The People was an official organ of the Socialist Labor Party of America (SLP), a weekly newspaper established in New York City in 1891. The paper is best remembered as a vehicle for the ideas of Daniel DeLeon (1852–1914), the dominant ideological leader of the SLP from the 1890s until the time of his death. The paper became a daily in 1900, reverting to weekly publication in 1914 for budgetary reasons. Publication of the paper was moved to Palo Alto, California during its later years, finally terminating publication in 2008. Its 117 years of continuous publication make The People the longest running socialist newspaper in the history of American political radicalism.

The Workingmen's Party of the United States was established in August 1876, changing its moniker to the more familiar Socialist Labor Party of America at its "National Congress" held in the last days of 1877 in Newark, New Jersey. The members of the organization were predominantly immigrants from Germany throughout its earliest years, although the SLP did maintain 7 English-speaking Sections by the end of 1877.

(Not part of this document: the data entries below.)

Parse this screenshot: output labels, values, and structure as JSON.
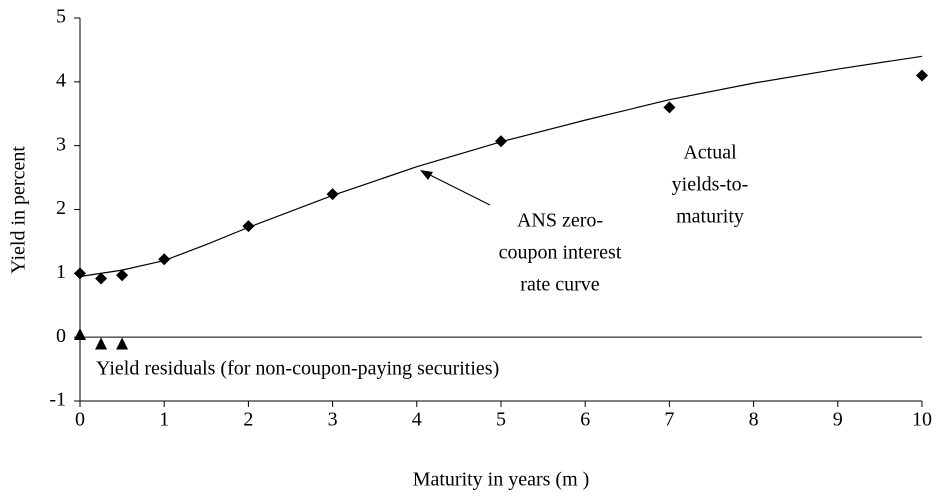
{
  "chart_data": {
    "type": "scatter",
    "y_label": "Yield in percent",
    "x_label": "Maturity in years (m )",
    "xlim": [
      0,
      10
    ],
    "ylim": [
      -1,
      5
    ],
    "xticks": [
      0,
      1,
      2,
      3,
      4,
      5,
      6,
      7,
      8,
      9,
      10
    ],
    "yticks": [
      -1,
      0,
      1,
      2,
      3,
      4,
      5
    ],
    "series": [
      {
        "name": "ANS zero-coupon interest rate curve",
        "kind": "line",
        "color": "#000000",
        "x": [
          0,
          0.5,
          1,
          1.5,
          2,
          3,
          4,
          5,
          6,
          7,
          8,
          9,
          10
        ],
        "values": [
          0.95,
          1.05,
          1.2,
          1.45,
          1.72,
          2.22,
          2.67,
          3.06,
          3.4,
          3.72,
          3.98,
          4.2,
          4.4
        ]
      },
      {
        "name": "Actual yields-to-maturity",
        "kind": "diamond",
        "color": "#000000",
        "x": [
          0,
          0.25,
          0.5,
          1,
          2,
          3,
          5,
          7,
          10
        ],
        "values": [
          1.0,
          0.92,
          0.97,
          1.22,
          1.74,
          2.24,
          3.07,
          3.6,
          4.1
        ]
      },
      {
        "name": "Yield residuals (for non-coupon-paying securities)",
        "kind": "triangle",
        "color": "#000000",
        "x": [
          0,
          0.25,
          0.5
        ],
        "values": [
          0.05,
          -0.1,
          -0.1
        ]
      }
    ],
    "annotations": [
      {
        "lines": [
          "ANS zero-",
          "coupon interest",
          "rate curve"
        ]
      },
      {
        "lines": [
          "Actual",
          "yields-to-",
          "maturity"
        ]
      },
      {
        "lines": [
          "Yield residuals (for non-coupon-paying securities)"
        ]
      }
    ]
  }
}
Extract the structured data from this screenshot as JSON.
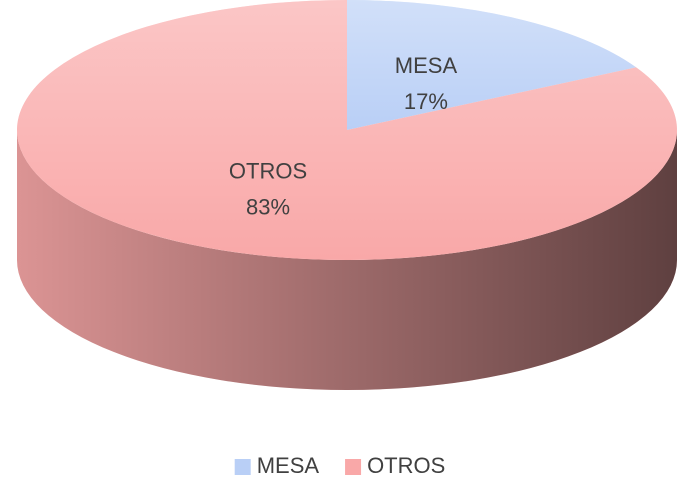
{
  "chart_data": {
    "type": "pie",
    "categories": [
      "MESA",
      "OTROS"
    ],
    "values": [
      17,
      83
    ],
    "value_labels": [
      "17%",
      "83%"
    ],
    "colors": [
      "#b9cff6",
      "#f9a8a8"
    ],
    "legend": "bottom"
  }
}
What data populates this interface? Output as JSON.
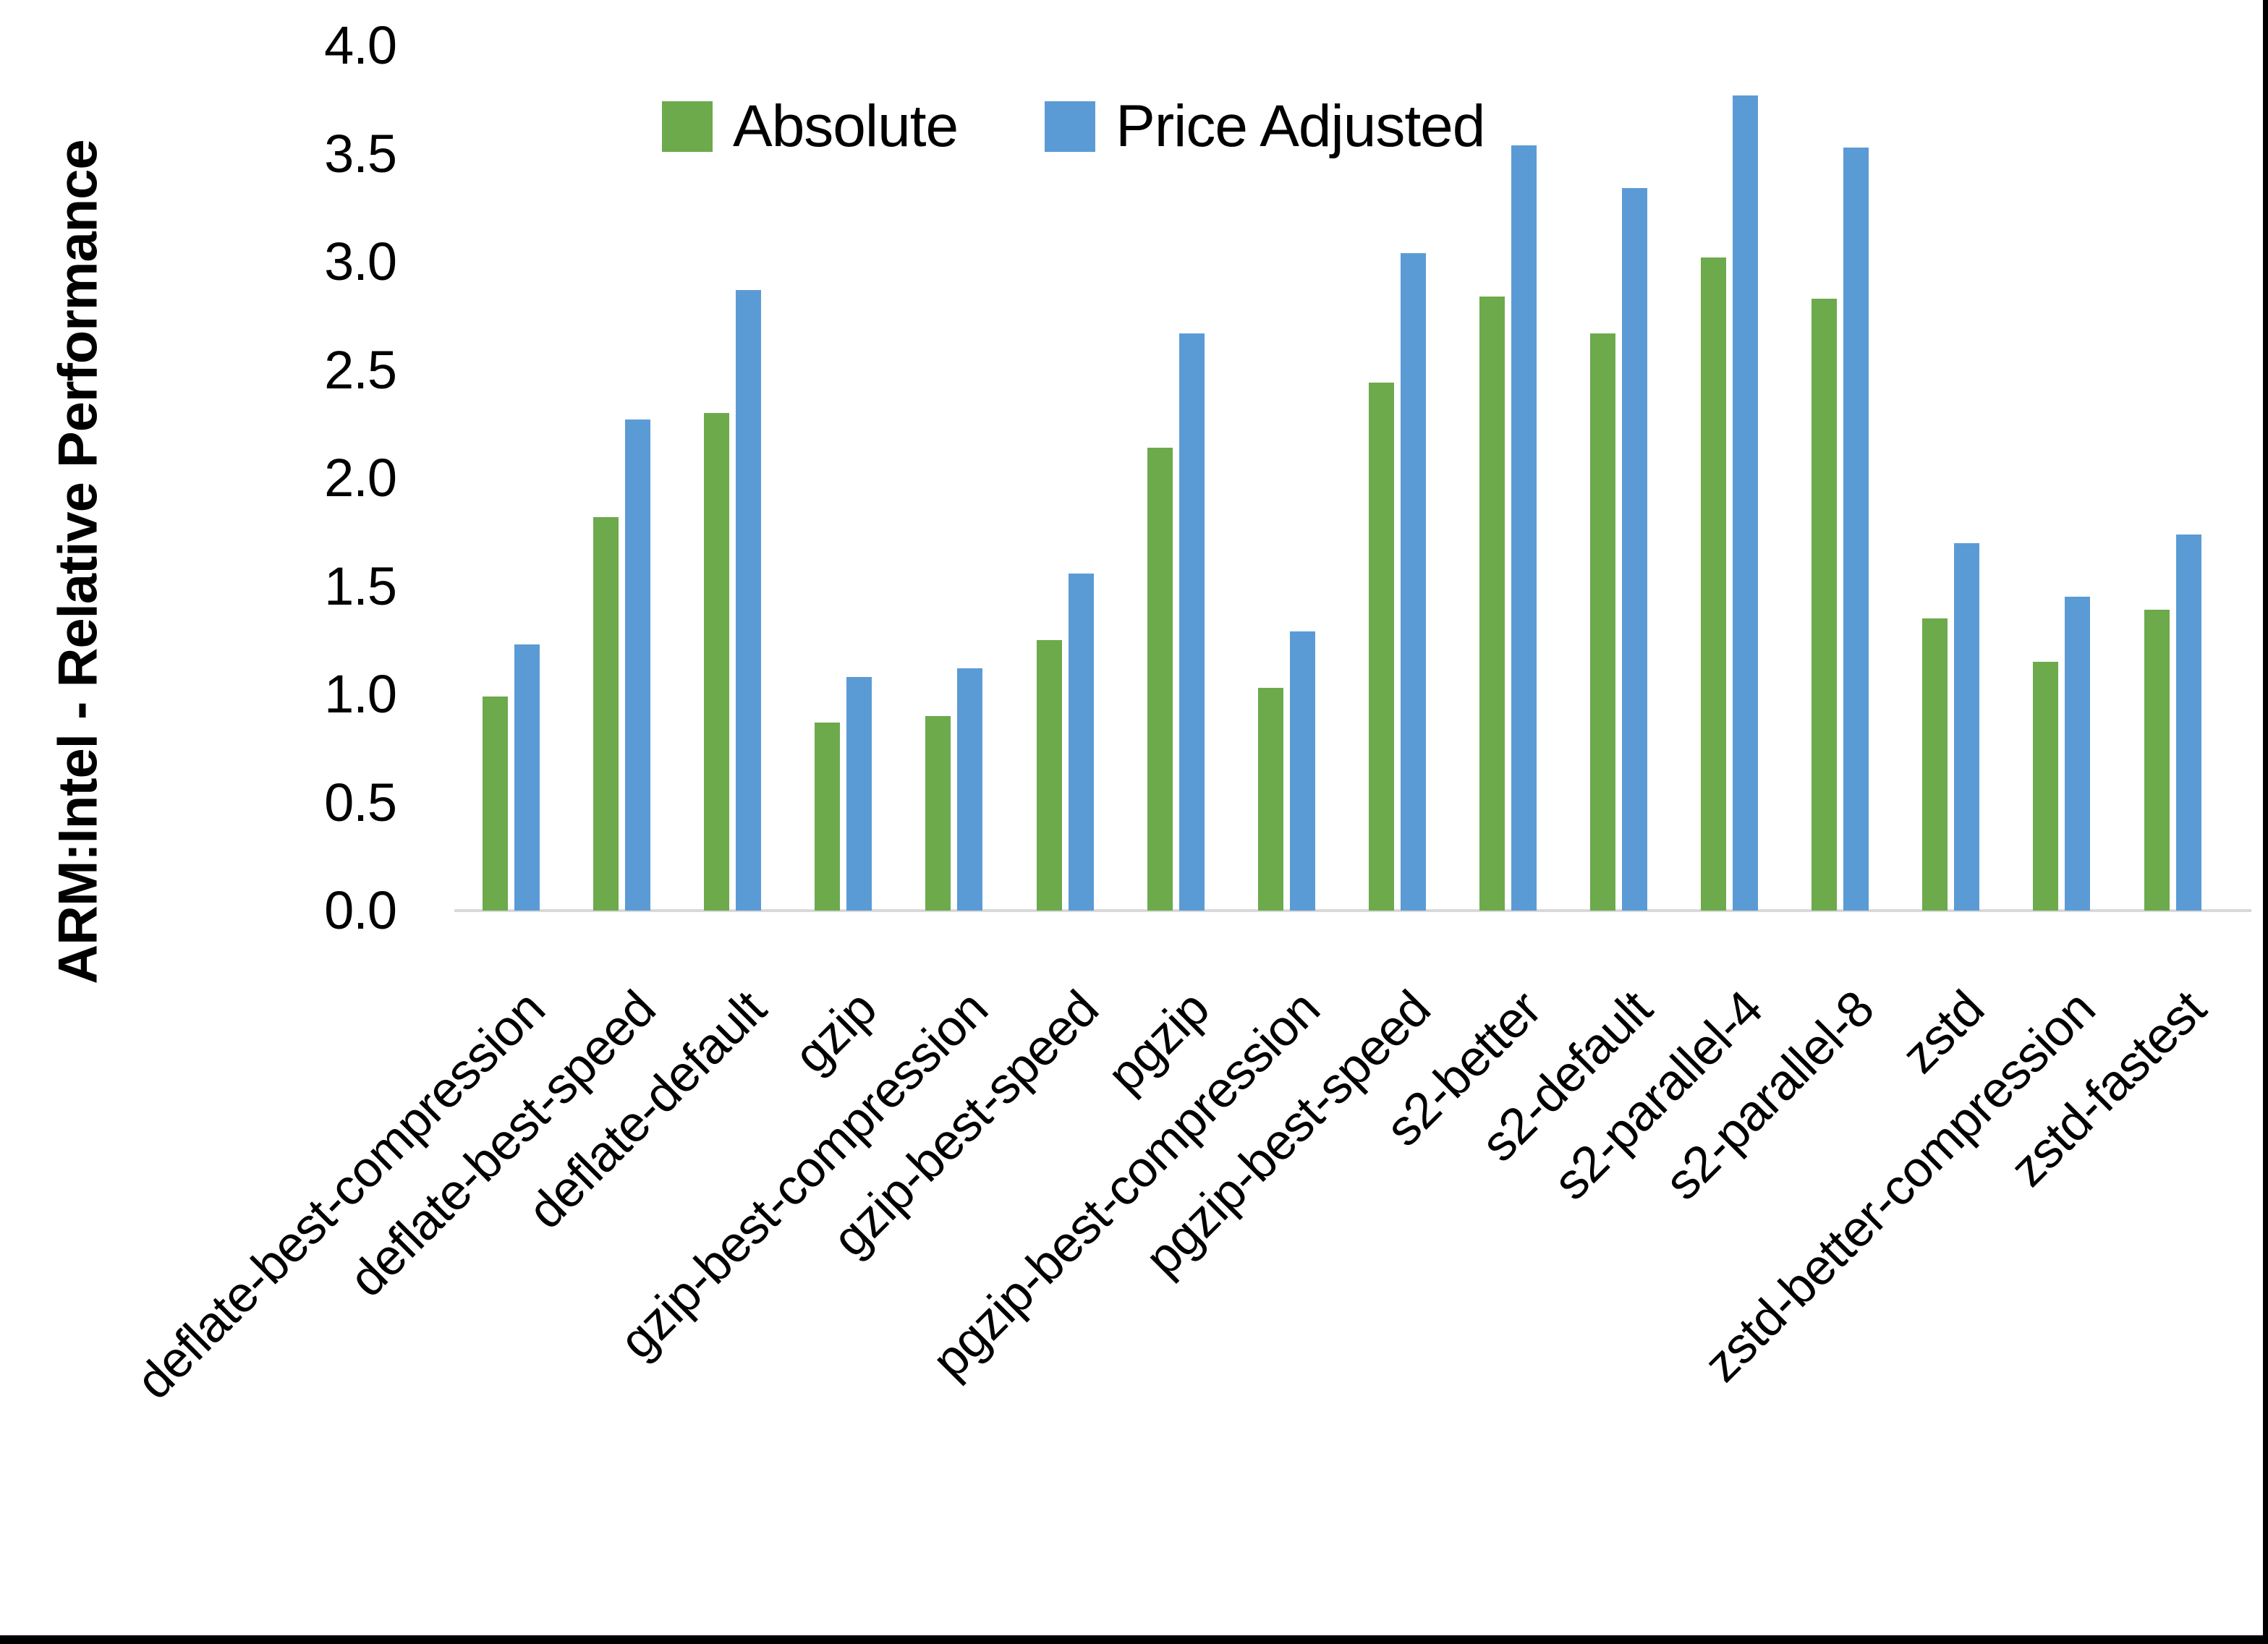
{
  "chart_data": {
    "type": "bar",
    "title": "",
    "xlabel": "",
    "ylabel": "ARM:Intel - Relative Performance",
    "ylim": [
      0,
      4
    ],
    "ytick_step": 0.5,
    "grid": false,
    "legend_position": "top-center",
    "categories": [
      "deflate-best-compression",
      "deflate-best-speed",
      "deflate-default",
      "gzip",
      "gzip-best-compression",
      "gzip-best-speed",
      "pgzip",
      "pgzip-best-compression",
      "pgzip-best-speed",
      "s2-better",
      "s2-default",
      "s2-parallel-4",
      "s2-parallel-8",
      "zstd",
      "zstd-better-compression",
      "zstd-fastest"
    ],
    "series": [
      {
        "name": "Absolute",
        "color": "#6CAA4C",
        "values": [
          0.99,
          1.82,
          2.3,
          0.87,
          0.9,
          1.25,
          2.14,
          1.03,
          2.44,
          2.84,
          2.67,
          3.02,
          2.83,
          1.35,
          1.15,
          1.39
        ]
      },
      {
        "name": "Price Adjusted",
        "color": "#5B9BD5",
        "values": [
          1.23,
          2.27,
          2.87,
          1.08,
          1.12,
          1.56,
          2.67,
          1.29,
          3.04,
          3.54,
          3.34,
          3.77,
          3.53,
          1.7,
          1.45,
          1.74
        ]
      }
    ],
    "axis_line_color": "#d9d9d9",
    "text_color": "#000000"
  }
}
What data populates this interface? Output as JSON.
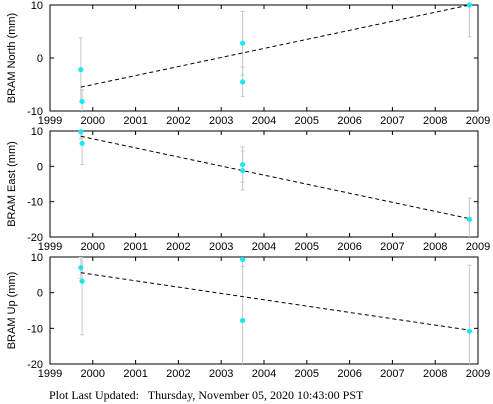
{
  "footer": {
    "label": "Plot Last Updated:",
    "timestamp": "Thursday, November 05, 2020 10:43:00 PST"
  },
  "colors": {
    "point": "#1ee6f0",
    "errorbar": "#c8c8c8",
    "trend": "#000000",
    "axis": "#000000"
  },
  "chart_data": [
    {
      "type": "scatter",
      "ylabel": "BRAM North (mm)",
      "xlim": [
        1999,
        2009
      ],
      "ylim": [
        -10,
        10
      ],
      "xticks": [
        1999,
        2000,
        2001,
        2002,
        2003,
        2004,
        2005,
        2006,
        2007,
        2008,
        2009
      ],
      "yticks": [
        -10,
        0,
        10
      ],
      "points": [
        {
          "x": 1999.72,
          "y": -2.2,
          "err": 6.0
        },
        {
          "x": 1999.75,
          "y": -8.2,
          "err": 2.2
        },
        {
          "x": 2003.5,
          "y": 2.8,
          "err": 6.0
        },
        {
          "x": 2003.5,
          "y": -4.5,
          "err": 2.8
        },
        {
          "x": 2008.8,
          "y": 10.0,
          "err": 6.0
        }
      ],
      "trend": [
        [
          1999.72,
          -5.5
        ],
        [
          2008.8,
          10.0
        ]
      ]
    },
    {
      "type": "scatter",
      "ylabel": "BRAM East (mm)",
      "xlim": [
        1999,
        2009
      ],
      "ylim": [
        -20,
        10
      ],
      "xticks": [
        1999,
        2000,
        2001,
        2002,
        2003,
        2004,
        2005,
        2006,
        2007,
        2008,
        2009
      ],
      "yticks": [
        -20,
        -10,
        0,
        10
      ],
      "points": [
        {
          "x": 1999.72,
          "y": 9.8,
          "err": 2.0
        },
        {
          "x": 1999.75,
          "y": 6.5,
          "err": 6.0
        },
        {
          "x": 2003.5,
          "y": 0.5,
          "err": 5.0
        },
        {
          "x": 2003.5,
          "y": -1.2,
          "err": 5.5
        },
        {
          "x": 2008.8,
          "y": -15.0,
          "err": 6.0
        }
      ],
      "trend": [
        [
          1999.72,
          8.5
        ],
        [
          2008.8,
          -14.8
        ]
      ]
    },
    {
      "type": "scatter",
      "ylabel": "BRAM Up (mm)",
      "xlim": [
        1999,
        2009
      ],
      "ylim": [
        -20,
        10
      ],
      "xticks": [
        1999,
        2000,
        2001,
        2002,
        2003,
        2004,
        2005,
        2006,
        2007,
        2008,
        2009
      ],
      "yticks": [
        -20,
        -10,
        0,
        10
      ],
      "points": [
        {
          "x": 1999.72,
          "y": 7.0,
          "err": 3.0
        },
        {
          "x": 1999.75,
          "y": 3.2,
          "err": 15.0
        },
        {
          "x": 2003.5,
          "y": 9.3,
          "err": 2.0
        },
        {
          "x": 2003.5,
          "y": -7.8,
          "err": 17.0
        },
        {
          "x": 2008.8,
          "y": -10.8,
          "err": 18.5
        }
      ],
      "trend": [
        [
          1999.72,
          5.6
        ],
        [
          2008.8,
          -10.5
        ]
      ]
    }
  ]
}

Bolting trade union-oriented Marxists established a newspaper called The Labor Standard in 1877, although no official English-language publication existed until the governing National Executive Committee established The National Socialist in Cincinnati, Ohio in May 1878. This publication was in existence only a short time before budgetary concerns forced its abrupt termination, with a Chicago newspaper called The Socialist emerging as the main English-language organ of the organization. The party's German-speaking majority were served by a privately owned daily, the New Yorker Volkszeitung (New York People's News), which first saw print in 1878.

The SLP's English-speaking membership atrophied during the first half of the 1880s and the organization had no official English paper for several years. Instead, the organization launched and briefly maintained an official organ in German, Der Sozialist (The Socialist), published in New York City from 1885 to 1887. It was not until a privately owned weekly, The Workmen's Advocate, debuted in New Haven, Connecticut by the Trades Council of New Haven on September 8, 1883 that the SLP's English-speaking members again had access to a party-oriented newspaper in their own language. It would be this publication from which The People would emerge.